Mechanical fans are most common in trucks and SUVs, and some RWD cars. This is easier to accomplish because the engine is mounted longitudinally, with the belt accessory components mounted facing the radiator. The fan is mounted on the crankshaft pulley or one of the accessory pulleys (e.g. the water pump pulley) and will spin in between the radiator and the engine, drawing air back through the radiator and blowing it over the engine. Even though the air has been heated by passing through the radiator, it is still much less hot than the engine surface, so the airflow over the engine helps with cooling.
In contrast, in a front-wheel drive vehicle, the engine is usually mounted laterally, with the crankshaft and typically all the major accessory shafts parallel to the front axle, so as to directly drive the transaxle; a fan mechanically mounted on an accessory pulley would blow sideways and would not face the radiator. This is why electric engine-cooling fans are used virtually universally in front-wheel drive vehicles. The conversion of mechanical energy to electricity and back to mechanical rotary power with a fan motor is less efficient than a direct mechanical connection, but this is more than compensated by greater control of an electric fan through electronic thermostatic controls which can turn the fan completely off when the engine temperature is below the setpoint.
Most fan clutches are viscous or "fluid" couplings, combined with a bi-metallic sensory system similar to that in a thermostat. Some clutches are electronically controlled (instead of bi-metallic strip). These provide the potential to control the level of engagement depending on any number of inputs. Common controlling factors might include engine oil temperature, transmission oil temperature, coolant temperature, AC system pressures and ambient air temperature.

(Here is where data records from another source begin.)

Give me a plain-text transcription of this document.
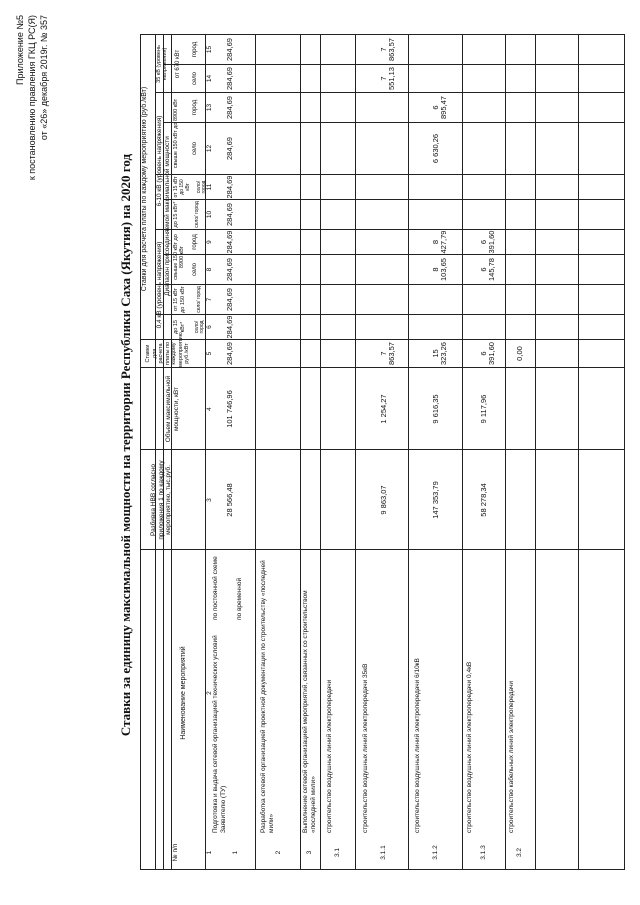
Приложение №5 к постановлению правления ГКЦ РС(Я) от «26» декабря 2019г. № 357
Ставки за единицу максимальной мощности на территории Республики Саха (Якутия) на 2020 год
№ п/п
Разбивка НВВ согласно приложения 1 по каждому мероприятию, тыс.руб.
Объем максимальной мощности, кВт
Ставки для расчета платы по каждому мероприятию, руб./кВт
Ставки для расчета платы по каждому мероприятию (руб./кВт)	0,4 кВ (уровень напряжения)
6-10 кВ (уровень напряжения)
35 кВ (уровень напряжения)
Диапазон присоединяемой максимальной мощности
до 15 кВт*
от 15 кВт до 150 кВт
свыше 150 кВт до 8900 кВт
до 15 кВт*
от 15 кВт до 150 кВт
свыше 150 кВт до 8900 кВт
от 670 кВт
село/ город
село/ город
село
город
село/ город
село/ город
село
город
село
город
Наименование мероприятий
1
2
3
4
5
6
7
8
9
10
11
12
13
14
15
1
Подготовка и выдача сетевой организацией технических условий Заявителю (ТУ)
по постоянной схеме	по временной
28 566,48
101 746,96
284,69
284,69
284,69
284,69
284,69
284,69
284,69
284,69
284,69
284,69
284,69
2
Разработка сетевой организацией проектной документации по строительству «последней мили»
3
Выполнение сетевой организацией мероприятий, связанных со строительством «последней мили»
3.1
строительство воздушных линий электропередачи
3.1.1
строительство воздушных линий электропередачи 35кВ
9 863,07
1 254,27
7 863,57
7 551,13
7 863,57
3.1.2
строительство воздушных линий электропередачи 6/10кВ
147 353,79
9 616,35
15 323,26
8 103,65
8 427,79
6 630,26
6 895,47
3.1.3
строительство воздушных линий электропередачи 0,4кВ
58 278,34
9 117,96
6 391,60
6 145,78
6 391,60
3.2
строительство кабельных линий электропередачи
0,00
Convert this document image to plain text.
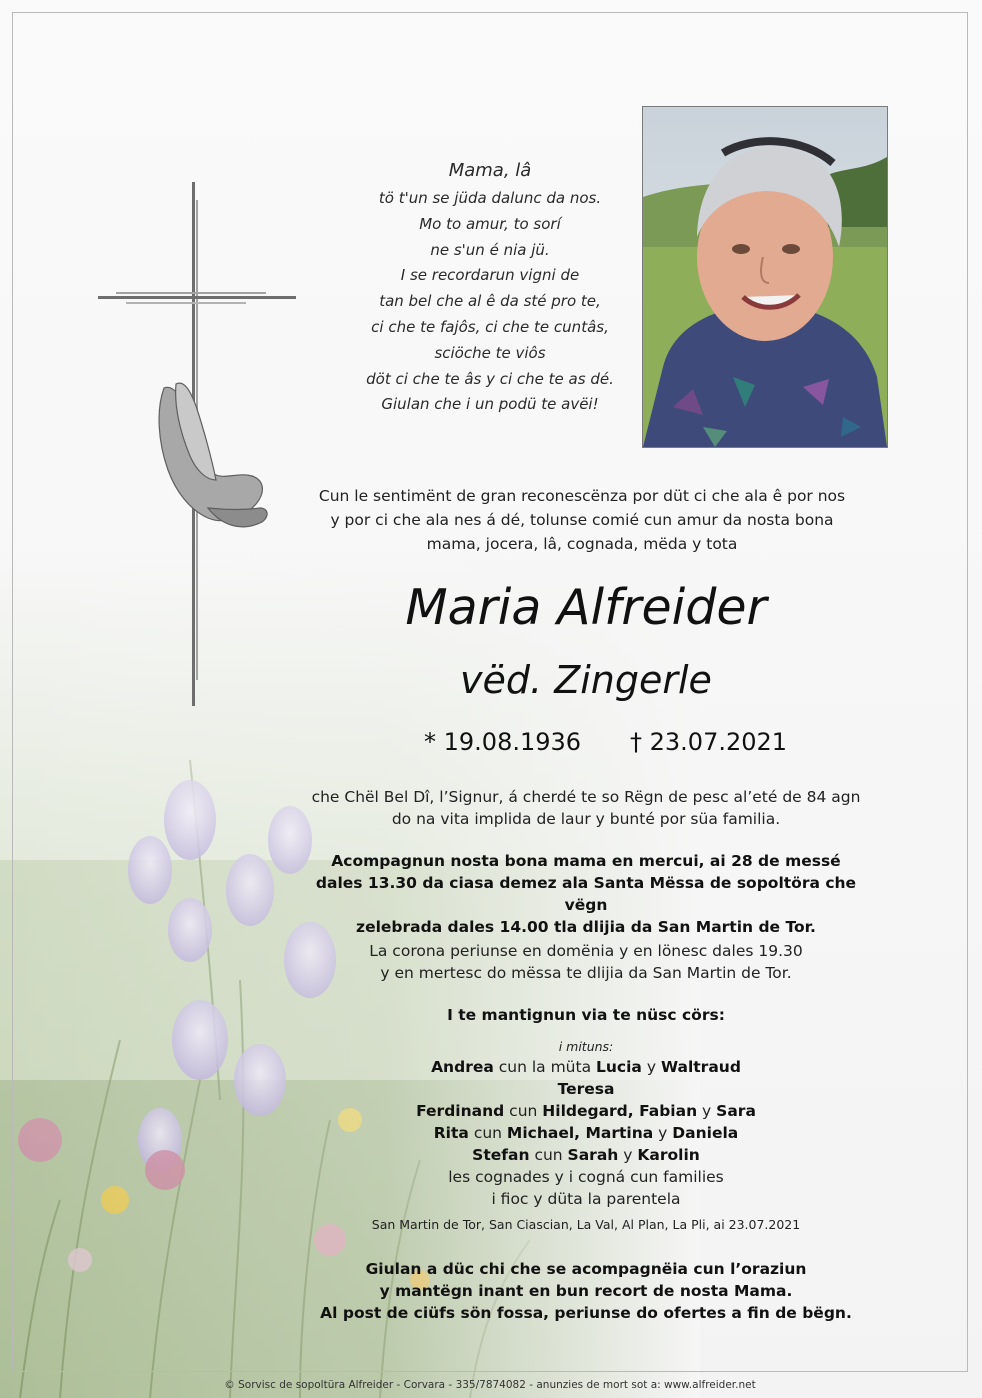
Mama, lâ
tö t'un se jüda dalunc da nos.
Mo to amur, to sorí
ne s'un é nia jü.
I se recordarun vigni de
tan bel che al ê da sté pro te,
ci che te fajôs, ci che te cuntâs,
sciöche te viôs
döt ci che te âs y ci che te as dé.
Giulan che i un podü te avëi!
Cun le sentimënt de gran reconescënza por düt ci che ala ê por nos
y por ci che ala nes á dé, tolunse comié cun amur da nosta bona
mama, jocera, lâ, cognada, mëda y tota
Maria Alfreider
vëd. Zingerle
* 19.08.1936 † 23.07.2021
che Chël Bel Dî, l’Signur, á cherdé te so Rëgn de pesc al’eté de 84 agn
do na vita implida de laur y bunté por süa familia.
Acompagnun nosta bona mama en mercui, ai 28 de messé
dales 13.30 da ciasa demez ala Santa Mëssa de sopoltöra che vëgn
zelebrada dales 14.00 tla dlijia da San Martin de Tor.
La corona periunse en domënia y en lönesc dales 19.30
y en mertesc do mëssa te dlijia da San Martin de Tor.
I te mantignun via te nüsc cörs:
i mituns:
Andrea cun la müta Lucia y Waltraud
Teresa
Ferdinand cun Hildegard, Fabian y Sara
Rita cun Michael, Martina y Daniela
Stefan cun Sarah y Karolin
les cognades y i cogná cun families
i fioc y düta la parentela
San Martin de Tor, San Ciascian, La Val, Al Plan, La Pli, ai 23.07.2021
Giulan a düc chi che se acompagnëia cun l’oraziun
y mantëgn inant en bun recort de nosta Mama.
Al post de ciüfs sön fossa, periunse do ofertes a fin de bëgn.
© Sorvisc de sopoltüra Alfreider - Corvara - 335/7874082 - anunzies de mort sot a: www.alfreider.net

A fan clutch is as reliable as any other component on a vehicle, yet sometimes they fail. A common symptom of fan clutch failure is overheating at idle or in heavy traffic. Bad fan clutches can also cause poor performance of the car's air conditioning system because the fan also cools the air conditioner's condenser, which is directly in front of the radiator. A fan clutch can also fail in a stuck on position where engine power is lost even when the fan is not necessary. This type of failure can also decrease fuel economy.
Another potential symptom of fan clutch failure (always drawing air at a high rate) in a cold weather climate is that the heating system blows lukewarm air never delivering sufficient hot air.
Another symptom is an extra (abnormal) grinding sound from the engine area, which may be caused by worn bearings in the fan clutch.